High-risk groups include men who have sex with men and young heterosexual Aboriginal and Torres Strait Islanders.
Laparoscopic surgery, which uses a camera to examine inside the pelvis, is the best way to diagnose PID. But its cost and limited availability means it’s not easily justifiable for women with mild or vague symptoms.
Both international and national guidelines encourage doctors to treat for PID when a woman presents with lower abdominal pain and all other causes have been excluded.
But research shows large numbers of Australian women have a diagnosis missed or inadequately treated.
In our research, women with PID often described experiences of incorrect diagnoses, incorrect prescriptions and inadequate medical care. Some women also reported receiving inadequate information from their health care provider about the diagnosis and management of their condition.

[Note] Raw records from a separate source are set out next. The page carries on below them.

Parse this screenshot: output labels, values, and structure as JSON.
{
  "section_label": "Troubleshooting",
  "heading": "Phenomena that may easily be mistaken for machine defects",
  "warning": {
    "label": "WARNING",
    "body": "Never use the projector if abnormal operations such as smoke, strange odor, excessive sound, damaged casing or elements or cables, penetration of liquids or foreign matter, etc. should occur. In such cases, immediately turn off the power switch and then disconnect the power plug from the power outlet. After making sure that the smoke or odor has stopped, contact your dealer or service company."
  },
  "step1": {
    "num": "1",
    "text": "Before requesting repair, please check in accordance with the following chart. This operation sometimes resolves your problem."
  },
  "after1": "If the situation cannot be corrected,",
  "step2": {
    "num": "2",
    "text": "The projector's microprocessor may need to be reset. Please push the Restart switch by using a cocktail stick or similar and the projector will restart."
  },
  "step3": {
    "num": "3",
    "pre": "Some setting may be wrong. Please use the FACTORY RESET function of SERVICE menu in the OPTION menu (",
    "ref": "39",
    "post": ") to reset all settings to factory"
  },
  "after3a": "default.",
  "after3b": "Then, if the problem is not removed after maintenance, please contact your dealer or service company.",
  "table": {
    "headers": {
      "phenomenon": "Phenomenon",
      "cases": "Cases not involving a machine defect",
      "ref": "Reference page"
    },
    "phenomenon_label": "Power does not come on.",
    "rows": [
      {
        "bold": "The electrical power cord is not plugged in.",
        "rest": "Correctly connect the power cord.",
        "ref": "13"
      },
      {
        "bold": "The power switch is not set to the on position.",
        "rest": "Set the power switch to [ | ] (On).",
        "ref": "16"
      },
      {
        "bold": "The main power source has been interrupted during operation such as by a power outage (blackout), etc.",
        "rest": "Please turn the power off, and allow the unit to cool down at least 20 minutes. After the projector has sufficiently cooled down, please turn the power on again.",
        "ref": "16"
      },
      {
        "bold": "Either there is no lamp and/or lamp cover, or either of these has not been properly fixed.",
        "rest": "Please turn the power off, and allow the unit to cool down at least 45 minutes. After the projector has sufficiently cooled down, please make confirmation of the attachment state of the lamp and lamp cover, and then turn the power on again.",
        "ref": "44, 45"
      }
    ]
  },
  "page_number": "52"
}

Women may also delay seeking treatment. We found the majority of women had symptoms for longer than four weeks before they sought medical care. Several reported having symptoms for more than six months before they saw a medical professional.
A major contributor to this delay was a lack of awareness. Many women had never heard of PID prior to their diagnosis.
Community education emphasising the importance of safe sex and STI screening must include information about PID and its symptoms. And early presentation for the diagnosis and treatment of pelvic pain should be a key message of all sexual health promotion programs.